Varek hasn’t moved either. Not properly. There’s tension coiled through him now, visible in the set of his shoulders,in how his breath comes slower, more deliberate, like he’s controlling something that wants out.
The bond hums between us, low and steady, but there’s an edge to it now. Heat layered over anticipation.
I swallow, suddenly very aware of how close we are. “Will you always be this honest?” I ask, because apparently I’ve decided talking is safer than thinking.
“Yes.”
“No filter at all?”
“Not with you.”
I huff out a quiet breath, dragging my gaze over him again, slower this time. Taking in details I’ve avoided for years. The clean lines of his face. The faint glow under his skin. The way his horns frame everything, elegant and brutal all at once.
“You’ve been holding back,” I say, not really thinking before the words come out.
His eyes narrow slightly. “From what?”
I shift, just enough to feel the solid line of him more clearly against me. “This,” I say.
There’s a pause. Then, quieter, more controlled, he answers, “Yes.”
“Why?” I ask.
His gaze holds mine. “Because you asked me to.”
Right. I did.
Years ago…. Hell, a month ago. So much anger and hurt drove me to every decision. That and a different kind of fear that I lived daily in my marriage. In truth, I hadn’t allowed myself to think about what our bond would actually mean long term. My focus was always about needing distance, needing control over something when everything else had been taken from me.
And he listened, which I learned long ago he always would.
I scrub a hand over my face, exhaling slowly. “I feel like I should say thank you… for doing as I’ve asked. For listening.”And I mean it. Boundaries are so fucking important. Consent even more so.
Varek goes very still. Not frozen. Not uncertain. Just… attentive in that way he has, like every word I say slots into place somewhere inside him, weighed and understood before he responds.
“You do not need to thank me for that,” he says finally, his voice low but steady.

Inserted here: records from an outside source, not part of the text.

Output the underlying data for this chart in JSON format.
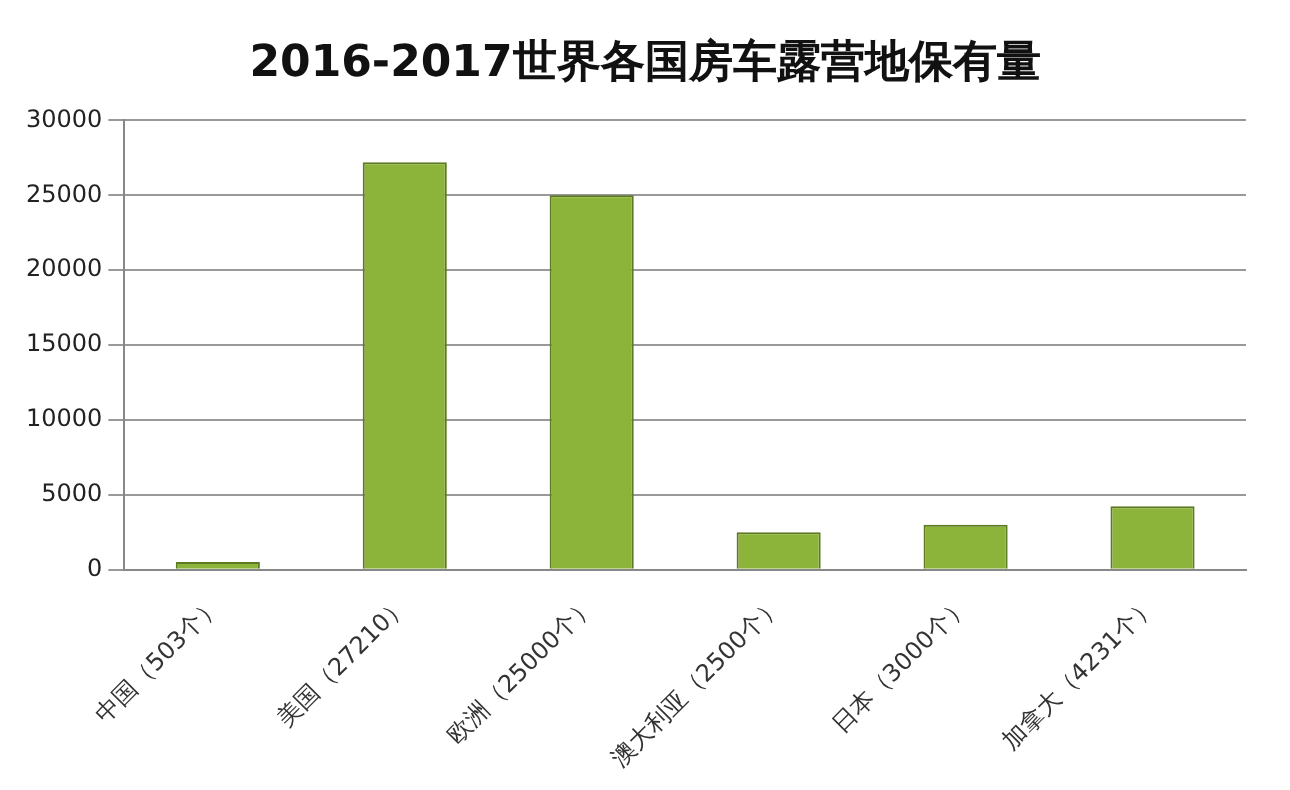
{
  "chart_data": {
    "type": "bar",
    "title": "2016-2017世界各国房车露营地保有量",
    "categories": [
      "中国（503个）",
      "美国（27210）",
      "欧洲（25000个）",
      "澳大利亚（2500个）",
      "日本（3000个）",
      "加拿大（4231个）"
    ],
    "values": [
      503,
      27210,
      25000,
      2500,
      3000,
      4231
    ],
    "color": "#8cb33a",
    "ylim": [
      0,
      30000
    ],
    "yticks": [
      0,
      5000,
      10000,
      15000,
      20000,
      25000,
      30000
    ],
    "grid": "y",
    "legend": false
  }
}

I glance back at him. “Yeah, I do.”
His gaze holds mine, unflinching. “No,” he replies, quieter now. “That is the minimum you are owed.”
Something in my chest shifts.
He continues, slower this time, like he’s choosing each word with care. “You asked for space. For distance. For control over what was yours.” A pause follows. “I would not take that from you.”

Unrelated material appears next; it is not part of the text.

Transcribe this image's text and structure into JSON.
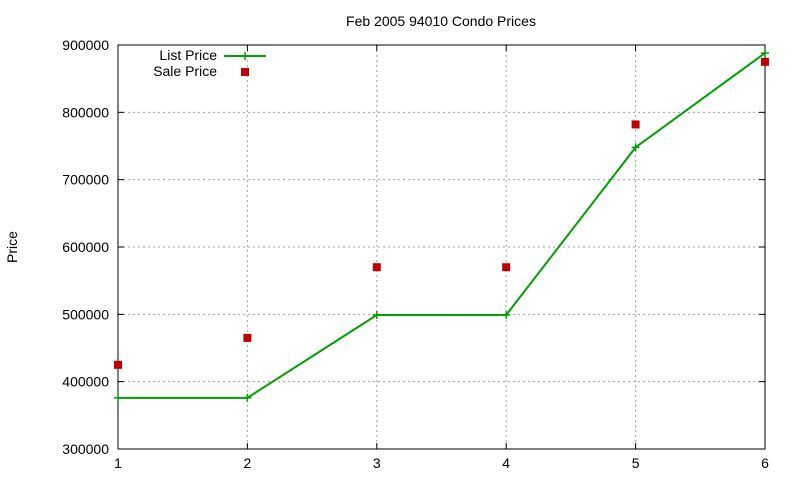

There’s no defensiveness in it, and I can tell there’s no expectation of praise. It’s like he’s just making a statement of fact, which is delivered with that same unshakable certainty he brings to everything else.

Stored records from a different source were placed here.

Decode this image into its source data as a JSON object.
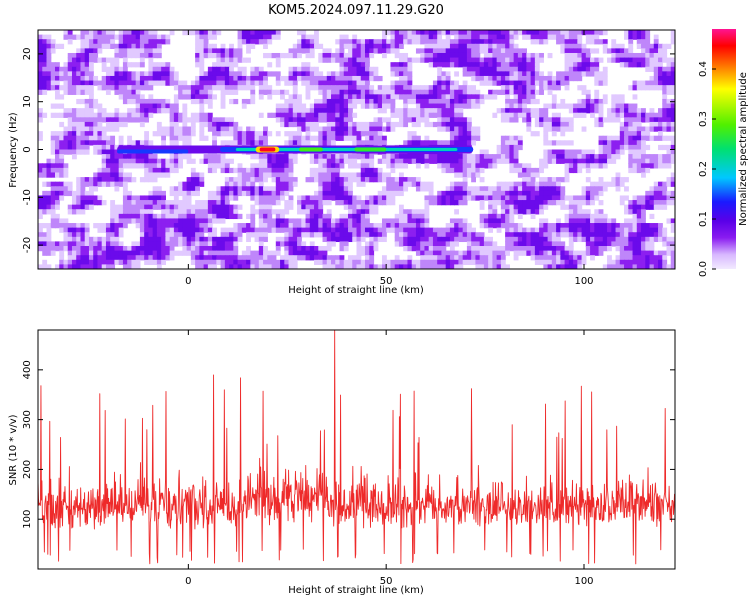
{
  "title": "KOM5.2024.097.11.29.G20",
  "colors": {
    "snr_line": "#ee2a2a",
    "axis": "#000000"
  },
  "chart_data": [
    {
      "type": "heatmap",
      "title": "KOM5.2024.097.11.29.G20",
      "xlabel": "Height of straight line (km)",
      "ylabel": "Frequency (Hz)",
      "xlim": [
        -38,
        123
      ],
      "ylim": [
        -25,
        25
      ],
      "xticks": [
        "0",
        "50",
        "100"
      ],
      "yticks": [
        "-20",
        "-10",
        "0",
        "10",
        "20"
      ],
      "colorbar": {
        "label": "Normalized spectral amplitude",
        "range": [
          0,
          0.48
        ],
        "ticks": [
          "0.0",
          "0.1",
          "0.2",
          "0.3",
          "0.4"
        ],
        "colors": [
          "#f2eaff",
          "#d8b8ff",
          "#8a1cf0",
          "#5a00e8",
          "#1a1aff",
          "#00c8ff",
          "#00e070",
          "#50f000",
          "#ffff00",
          "#ff7000",
          "#ff0000",
          "#ff1493"
        ]
      },
      "signal_trace": {
        "frequency_hz": 0,
        "height_range_km": [
          -18,
          72
        ],
        "peak_height_km": 20,
        "peak_amplitude": 0.45
      }
    },
    {
      "type": "line",
      "xlabel": "Height of straight line (km)",
      "ylabel": "SNR (10 * v/v)",
      "xlim": [
        -38,
        123
      ],
      "ylim": [
        0,
        480
      ],
      "xticks": [
        "0",
        "50",
        "100"
      ],
      "yticks": [
        "100",
        "200",
        "300",
        "400"
      ],
      "series": [
        {
          "color": "#ee2a2a",
          "samples": 1300,
          "typical_range": [
            40,
            250
          ],
          "max_value": 480,
          "max_at_height_km": 37
        }
      ]
    }
  ]
}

“I have failed you in other ways,” he adds, and there’s something painful under the surface of his voice now, something that doesn’t quite break through but sits there, present. “I will not fail you in that.”
I swallow hard. I don’t have a quick comeback for it or something cutting or deflective ready to go. So I just nod once, slow, letting it sit. “Still,” I mutter after a second, quieter now. “It matters.”
His expression softens. “Yes,” he says. “It does.”
Silence hangs for a second before I ask, “And now?” I ask.